Wellness, Now With Proof of Purchase

In a neighborhood that used to treat “self-care” as taking your shoes off when you get home, the new wellness clergy demands documentation.

A typical Seven Rings participant arrives carrying:

  • a foam roller the size of a small canoe (for “release,” also for attention)
  • a stainless water bottle filled with something faintly cloudy and morally superior
  • one tote bag containing a cardigan for the post-sweat photo where they look fragile but victorious

When asked what the practice does, one jogger—who gave her name as “Liv (she/her) (trauma-informed)”—told The Wedding Times, “It’s somatic. I’m rebuilding trust with my nervous system.”

She said this while filming herself, arms raised, facing the lake like Caspar David Friedrich’s Wanderer, if the Wanderer had an affiliate code.

Longtime Residents Compete by Accident

For decades, Wedding’s Turkish families have done cardio the way sane societies do it: while living. Walking to buy bread, hauling groceries, taking kids to school, hauling your own optimism around like it’s a stubborn bag.

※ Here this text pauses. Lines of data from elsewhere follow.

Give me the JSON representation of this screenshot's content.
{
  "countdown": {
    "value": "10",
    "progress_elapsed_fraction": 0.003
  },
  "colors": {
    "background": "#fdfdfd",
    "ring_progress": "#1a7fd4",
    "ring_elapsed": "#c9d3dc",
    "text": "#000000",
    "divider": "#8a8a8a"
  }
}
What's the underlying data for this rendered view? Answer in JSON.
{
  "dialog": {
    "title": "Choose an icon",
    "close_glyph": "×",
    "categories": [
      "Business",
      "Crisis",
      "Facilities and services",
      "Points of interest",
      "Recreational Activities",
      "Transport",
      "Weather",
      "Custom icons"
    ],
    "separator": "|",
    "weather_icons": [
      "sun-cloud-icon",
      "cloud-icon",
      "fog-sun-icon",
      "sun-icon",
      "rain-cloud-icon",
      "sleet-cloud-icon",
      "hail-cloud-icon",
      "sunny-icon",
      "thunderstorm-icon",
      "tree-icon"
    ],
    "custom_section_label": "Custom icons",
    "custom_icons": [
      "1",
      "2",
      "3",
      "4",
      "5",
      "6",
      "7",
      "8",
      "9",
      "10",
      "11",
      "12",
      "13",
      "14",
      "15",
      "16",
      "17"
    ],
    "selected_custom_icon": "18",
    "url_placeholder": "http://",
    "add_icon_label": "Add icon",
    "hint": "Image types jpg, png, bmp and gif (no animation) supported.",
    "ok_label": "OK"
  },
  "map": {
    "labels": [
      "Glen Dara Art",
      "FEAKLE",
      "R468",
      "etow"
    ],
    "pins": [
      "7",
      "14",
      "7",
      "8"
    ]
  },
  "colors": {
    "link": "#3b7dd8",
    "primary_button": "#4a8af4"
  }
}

Now the wellness crowd has added commentary to movement. Every physical action is narrated like an audio guide in a museum.

A middle-aged local man power-walking in jeans and real-life regret briefly became a minor celebrity after appearing in the background of three “mindful sunrise” videos.

“He has such grounded energy,” one caption read.

He was going to the bakery.

Meanwhile, an older Turkish woman in a headscarf—carrying two shopping bags that could qualify as functional strength training—was accidentally described by a newcomer as “a reminder to carry your ancestral weight with grace.”

She was carrying potatoes. She is not your dissertation.

The Lake Has Become a Mirror, Unfortunately

The most impressive thing about this movement isn’t the jogging—it’s the moral bureaucracy attached to it. Influencers now enforce tiny social commandments:

  • Don’t say you’re “dieting.” Say you’re “in alignment.”
  • Don’t say you’re exhausted. Say you’re “processing.”
  • Don’t say you want to be thin. Say you want to be “light.”

You can be spiritually feral and still respect branding.

By noon, the shoreline fills with post-run rituals: breathwork, stretching, and a concerning amount of intimate whispering to water bottles. Couples take turns filming each other “releasing the week.” It’s very tender and also deeply transactional, like Proust if his madeleines came with performance metrics.

One participant, crouched by a tree for what appeared to be a sacred moment, admitted she wasn’t actually crying. “The light is just… very intense today.”

So is the rent.

Co-Working for the Soul

Several participants confirmed they schedule their wellness as tightly as a project sprint: a 40-minute loop, a 12-minute reflection, a 9-minute “cold exposure” (meaning: taking their shoes off near damp grass), and then off to a cafe that calls scrambled eggs “protein architecture.”

There’s something admirable about the discipline. There’s also something dead-eyed about watching adults outsource serenity to an algorithm while talking about “radical rest” like it isn’t a privilege wearing comfortable sneakers.

And yes, it’s hard to swallow, but some of this is just exercise.

Unfortunately, it’s also real estate marketing for a lifestyle. They call it healing. Landlords call it “an upward trend.”

Closing Affirmation, Unverified

Around ring seven, the exhausted joggers raise their phones one last time. They stare at themselves, not the lake, not Wedding, not the people who have been circling the same water long before this became content.

Walter Benjamin wrote about the “aura” disappearing in reproduction. At Plötzensee, the aura isn’t disappearing—it’s being compressed, color-corrected, and uploaded on a schedule.

Wedding remains the same: quietly working, quietly aging, quietly getting photographed as background texture for someone else’s rebirth.

If you need me, I’ll be doing my own seven rings: circling the last affordable supermarket aisle until my bank balance stops resisting and finally opens up.